Je suis asexuelle parce que je refuse de centrer ma vie autour de quelque chose qui me répugne, qui est véhicule de violences pour de bien trop nombreuses personnes. Je suis asexuelle parce que ça ne m'intéresse pas, parce que j'ai une libido en dessous de la moyenne, parce que je ne suis attirée sexuellement par personne, rayez les mentions inutiles, on s'en fout des causes, c'est les conséquences qui m'intéressent.


La société m'a perçue comme un être asexué et asexuel bien avant que je ne me pose des questions de genre et de sexualité. Je n'ai jamais été une femme, aux yeux de l'école, du groupe social, de l'institution psychiatrique, de la meute : j'ai toujours été une folle. Une tarée, handicapée, attardée, pas foutue d'alignée deux mots sauf en criant, commettant en plus le crime contre féminité d'être grosse et pas gâtée par la nature, reléguée ad vitam eternam dans la case des femmes laides. Et avant même que je ne pose la question, on a questionné ma sexualité.


Parce que je détestais qu'on me touche, parce que je n'aimais pas qu'on me serre dans les bras, qu'on m'embrasse, la psychiatrie a questionné ma sexualité sous le prisme des abus que j'ai subi à l'adolescence. On a mis mon absence de désir sexuel sur le compte de mes traumas, on a pris la chose comme un problème à résoudre. Alors que j'étais à peine formée, des hommes qui avaient l'âge d'être mon père m'ont demandé de me masturber pour "guérir", m'ont demandé si j'avais perdu ma virginité, où, quand, comment, dans quelle position. Adulte, on a refusé de me laisser accéder à mes droits reproductifs sous prétexte que mon rapport à la sexualité posait toujours problème.

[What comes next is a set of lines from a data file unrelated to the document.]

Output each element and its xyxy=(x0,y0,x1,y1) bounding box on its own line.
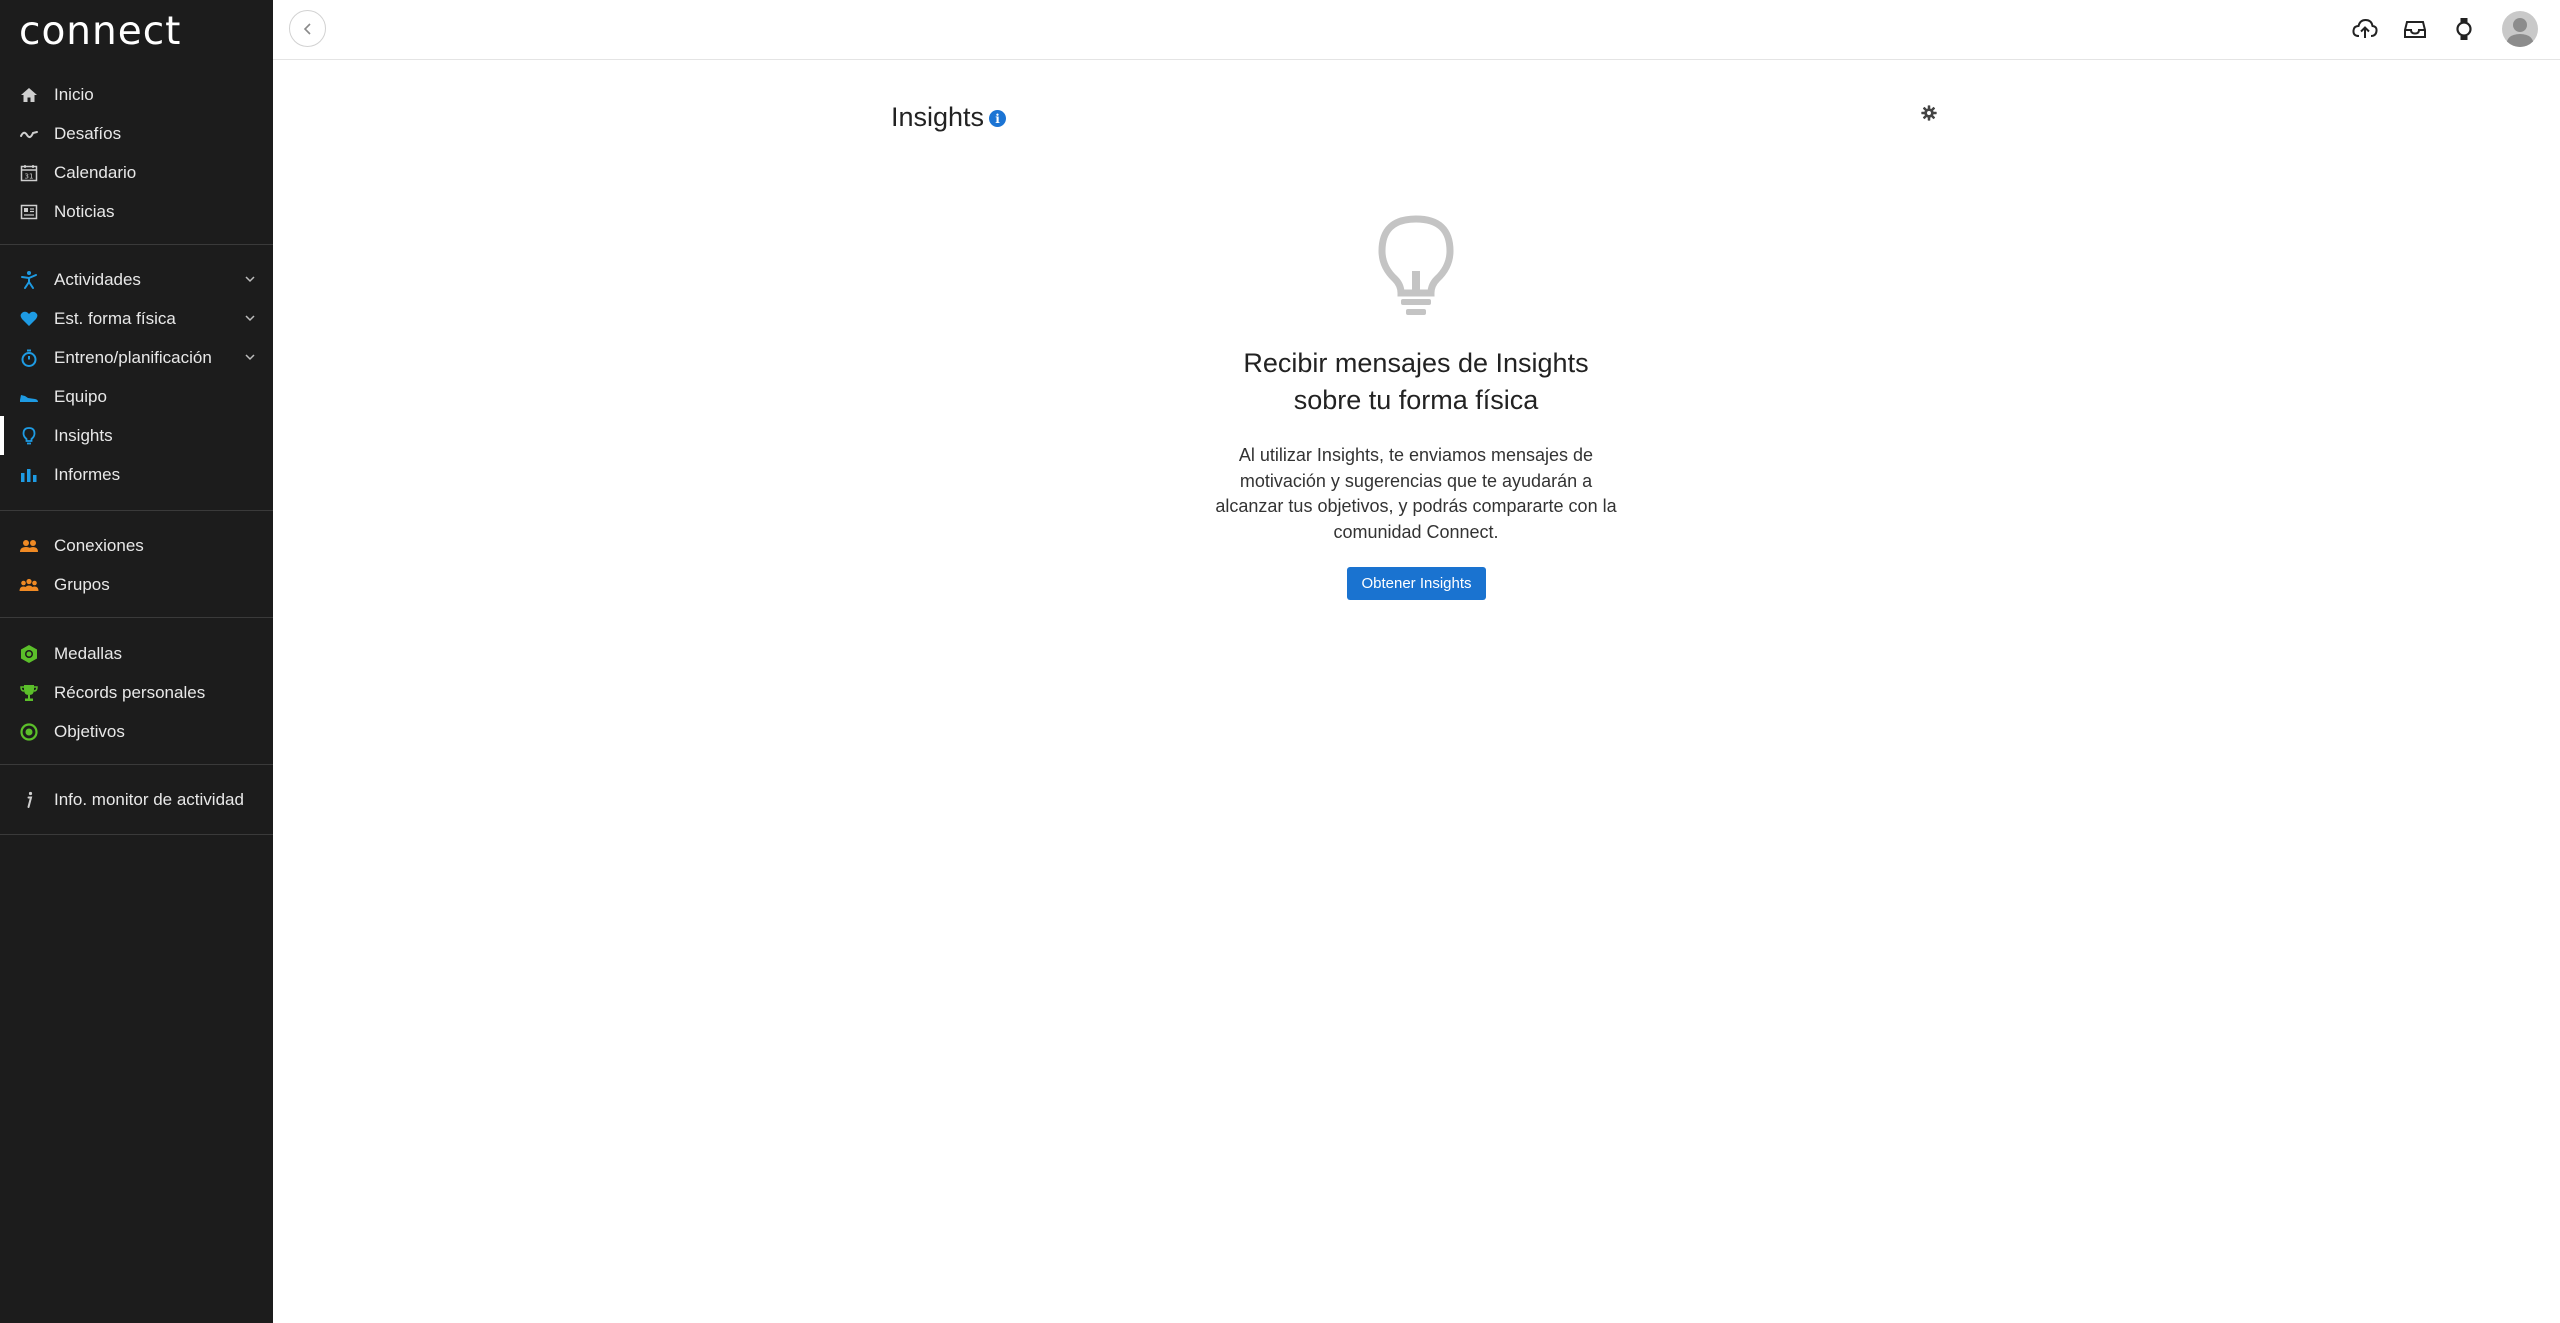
get-insights-button[interactable]: Obtener Insights xyxy=(1347,567,1486,600)
sidebar-item-label: Insights xyxy=(54,425,113,445)
lightbulb-icon xyxy=(19,426,39,446)
info-icon[interactable]: i xyxy=(989,110,1007,127)
sidebar-item-label: Conexiones xyxy=(54,535,144,555)
empty-state-headline: Recibir mensajes de Insights sobre tu fo… xyxy=(1116,345,1716,419)
calendar-icon: 31 xyxy=(19,163,39,183)
headline-line-2: sobre tu forma física xyxy=(1293,385,1539,415)
news-icon xyxy=(19,202,39,222)
sidebar-item-records[interactable]: Récords personales xyxy=(0,673,273,712)
heart-icon xyxy=(19,309,39,329)
sidebar-item-label: Actividades xyxy=(54,269,141,289)
sidebar: connect Inicio Desafíos 31 Calendario No… xyxy=(0,0,273,1323)
sidebar-item-label: Calendario xyxy=(54,162,137,182)
nav-group-main: Inicio Desafíos 31 Calendario Noticias xyxy=(0,75,273,245)
chevron-left-icon xyxy=(303,22,311,35)
nav-group-social: Conexiones Grupos xyxy=(0,526,273,618)
sidebar-item-label: Grupos xyxy=(54,574,110,594)
sidebar-item-label: Objetivos xyxy=(54,721,125,741)
sidebar-item-info-monitor[interactable]: Info. monitor de actividad xyxy=(0,780,273,819)
target-icon xyxy=(19,722,39,742)
activities-icon xyxy=(19,270,39,290)
shoe-icon xyxy=(19,387,39,407)
connections-icon xyxy=(19,536,39,556)
stopwatch-icon xyxy=(19,348,39,368)
chevron-down-icon xyxy=(245,315,255,322)
sidebar-item-noticias[interactable]: Noticias xyxy=(0,192,273,231)
headline-line-1: Recibir mensajes de Insights xyxy=(1243,348,1589,378)
sidebar-item-grupos[interactable]: Grupos xyxy=(0,565,273,604)
page-title: Insights i xyxy=(891,102,1007,133)
challenge-icon xyxy=(19,124,39,144)
gear-icon[interactable] xyxy=(1920,104,1938,122)
home-icon xyxy=(19,85,39,105)
connect-logo[interactable]: connect xyxy=(19,12,181,51)
info-icon xyxy=(19,790,39,810)
nav-group-achievements: Medallas Récords personales Objetivos xyxy=(0,634,273,765)
sidebar-item-label: Info. monitor de actividad xyxy=(54,789,244,809)
sidebar-item-label: Equipo xyxy=(54,386,107,406)
empty-state-description: Al utilizar Insights, te enviamos mensaj… xyxy=(1215,445,1617,542)
page-title-text: Insights xyxy=(891,102,985,132)
sidebar-item-desafios[interactable]: Desafíos xyxy=(0,114,273,153)
groups-icon xyxy=(19,575,39,595)
sidebar-item-calendario[interactable]: 31 Calendario xyxy=(0,153,273,192)
chevron-down-icon xyxy=(245,276,255,283)
sidebar-item-label: Medallas xyxy=(54,643,123,663)
svg-text:31: 31 xyxy=(25,172,34,180)
sidebar-item-label: Est. forma física xyxy=(54,308,176,328)
sidebar-item-label: Desafíos xyxy=(54,123,122,143)
sidebar-item-entreno[interactable]: Entreno/planificación xyxy=(0,338,273,377)
inbox-icon[interactable] xyxy=(2402,16,2428,42)
trophy-icon xyxy=(19,683,39,703)
avatar[interactable] xyxy=(2502,11,2538,47)
badge-icon xyxy=(19,644,39,664)
sidebar-item-informes[interactable]: Informes xyxy=(0,455,273,494)
sidebar-item-equipo[interactable]: Equipo xyxy=(0,377,273,416)
watch-icon[interactable] xyxy=(2451,16,2477,42)
sidebar-item-inicio[interactable]: Inicio xyxy=(0,75,273,114)
sidebar-item-label: Entreno/planificación xyxy=(54,347,212,367)
sidebar-item-label: Informes xyxy=(54,464,121,484)
bar-chart-icon xyxy=(19,465,39,485)
sidebar-item-label: Noticias xyxy=(54,201,115,221)
sidebar-item-medallas[interactable]: Medallas xyxy=(0,634,273,673)
sidebar-item-label: Inicio xyxy=(54,84,94,104)
sidebar-item-label: Récords personales xyxy=(54,682,206,702)
sidebar-item-forma-fisica[interactable]: Est. forma física xyxy=(0,299,273,338)
lightbulb-icon xyxy=(1378,215,1454,315)
collapse-sidebar-button[interactable] xyxy=(289,10,326,47)
chevron-down-icon xyxy=(245,354,255,361)
upload-icon[interactable] xyxy=(2352,16,2378,42)
sidebar-item-actividades[interactable]: Actividades xyxy=(0,260,273,299)
sidebar-item-objetivos[interactable]: Objetivos xyxy=(0,712,273,751)
sidebar-item-conexiones[interactable]: Conexiones xyxy=(0,526,273,565)
sidebar-item-insights[interactable]: Insights xyxy=(0,416,273,455)
nav-group-training: Actividades Est. forma física Entreno/pl… xyxy=(0,260,273,511)
top-bar xyxy=(273,0,2560,60)
nav-group-info: Info. monitor de actividad xyxy=(0,780,273,835)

Est-ce que mon asexualité me fait sortir du cadre normatif de l'hétérosexualité ? J'en sais rien, et je m'en fous. Ce cadre, de toute manière, je n'y suis pas, pour tout un tas de raisons qui me questionnent encore. Par contre, mon asexualité est politique. Et je ne comprends pas qu'on puisse, aujourd'hui, dans des cercles féministes radicaux, me refuser cette posture.


Mon asexualité est politique car, en la brandissant fièrement comme une identité, je fais un bras d'honneur à la psychiatrie.

Mon asexualité est politique car, en refusant la culture du sexe dans tout ce qu'elle a de nauséabond, elle est la suite logique de mon positionnement sex-négative et de ma critique du patriarcat.

Mon asexualité est politique car avant même que j'en prenne conscience, elle a posé problème bien au delà de la sphère intime.

Mon asexualité est politique, elle l'a toujours été, et je vous emmerde.